Let a,b,c $\in\{0,1,2,3, \ldots \ldots, 12\}$ such that $a^{2}-b c$ is divisible by $13,$ then number of ordered triplet $(a, b, c)$ is..
If I start by counting all the combination of {a,b,c} for which $a^{2}-b c$ is a multiple of 13 then it will take too much time. Is there an easy approach to this question.
On
To save on notation bloat, lets say here that $x \equiv y$ is a shorthand notation for $x \equiv y \pmod{13}$.

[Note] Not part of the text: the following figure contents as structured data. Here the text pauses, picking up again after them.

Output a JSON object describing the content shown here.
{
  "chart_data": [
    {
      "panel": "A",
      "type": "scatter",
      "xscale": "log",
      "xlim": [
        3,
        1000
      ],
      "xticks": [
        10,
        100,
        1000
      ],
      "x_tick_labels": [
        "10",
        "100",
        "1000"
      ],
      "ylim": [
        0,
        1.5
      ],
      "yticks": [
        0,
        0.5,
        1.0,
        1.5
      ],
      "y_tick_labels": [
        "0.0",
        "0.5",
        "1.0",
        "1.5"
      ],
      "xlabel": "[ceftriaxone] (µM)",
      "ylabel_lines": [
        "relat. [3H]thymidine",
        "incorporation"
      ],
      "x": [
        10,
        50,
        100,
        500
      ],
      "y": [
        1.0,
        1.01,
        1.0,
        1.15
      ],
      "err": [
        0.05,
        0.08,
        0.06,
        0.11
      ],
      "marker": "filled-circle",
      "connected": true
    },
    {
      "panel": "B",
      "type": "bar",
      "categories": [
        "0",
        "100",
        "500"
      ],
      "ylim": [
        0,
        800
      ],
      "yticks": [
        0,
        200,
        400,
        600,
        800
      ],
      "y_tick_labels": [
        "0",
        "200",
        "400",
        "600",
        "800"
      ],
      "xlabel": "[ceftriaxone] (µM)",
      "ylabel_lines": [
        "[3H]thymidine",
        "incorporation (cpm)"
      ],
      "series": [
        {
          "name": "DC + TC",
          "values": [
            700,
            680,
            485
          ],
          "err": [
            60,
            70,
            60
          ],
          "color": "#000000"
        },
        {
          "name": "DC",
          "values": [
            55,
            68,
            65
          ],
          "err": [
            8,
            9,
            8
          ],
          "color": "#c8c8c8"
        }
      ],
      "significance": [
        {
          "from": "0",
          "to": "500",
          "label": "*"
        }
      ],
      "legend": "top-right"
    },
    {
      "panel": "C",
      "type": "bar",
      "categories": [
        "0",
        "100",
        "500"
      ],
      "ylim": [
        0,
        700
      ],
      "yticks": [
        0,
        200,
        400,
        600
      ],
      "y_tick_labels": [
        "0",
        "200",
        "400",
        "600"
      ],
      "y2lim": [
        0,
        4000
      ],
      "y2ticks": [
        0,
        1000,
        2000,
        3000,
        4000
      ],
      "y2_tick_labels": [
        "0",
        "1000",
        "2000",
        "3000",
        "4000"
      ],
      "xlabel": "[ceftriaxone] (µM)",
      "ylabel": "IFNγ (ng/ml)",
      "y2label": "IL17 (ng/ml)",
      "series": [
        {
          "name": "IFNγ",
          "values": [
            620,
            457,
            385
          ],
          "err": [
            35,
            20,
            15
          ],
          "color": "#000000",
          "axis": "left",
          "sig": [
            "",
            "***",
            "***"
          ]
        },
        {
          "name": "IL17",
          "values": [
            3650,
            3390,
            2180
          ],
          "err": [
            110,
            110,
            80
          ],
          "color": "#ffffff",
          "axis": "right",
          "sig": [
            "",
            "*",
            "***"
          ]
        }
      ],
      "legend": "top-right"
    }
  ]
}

These are the possible values for $a^2 \pmod{13}$.
\begin{array}{|c|c|} \hline a & a^2 \\ \hline 0 & 0 \\ 1, 12 & 1 \\ 2, 11 & 4 \\ 3, 10 & 9 \\ 4, 9 & 3 \\ 5, 8 & 12 \\ 6, 7 & 10 \\ \hline \end{array}
Note that $13$ divides $a^2-bc$ is equivalent to $bc \equiv a^2$
If $a \not \equiv 0$, then we find $c \equiv a^2 b^{-1}$.
So, for each nonzero value of $a^2$, there are $12$ pairs $(b,c)$ such that $bc \equiv a^2$.
So, for example, there are $24$ triples $(a,b,c$) such that $a^2 \equiv 1$ and $bc \equiv a^2$.
You should be able to work out the rest.
There are $13$ triples with $b=0$.
We can obviously work modulo $13$. If $b\ne0$, then it has an inverse $u$ and we can set $a=bx$, $c=by$, so the equation becomes $x^2=y$.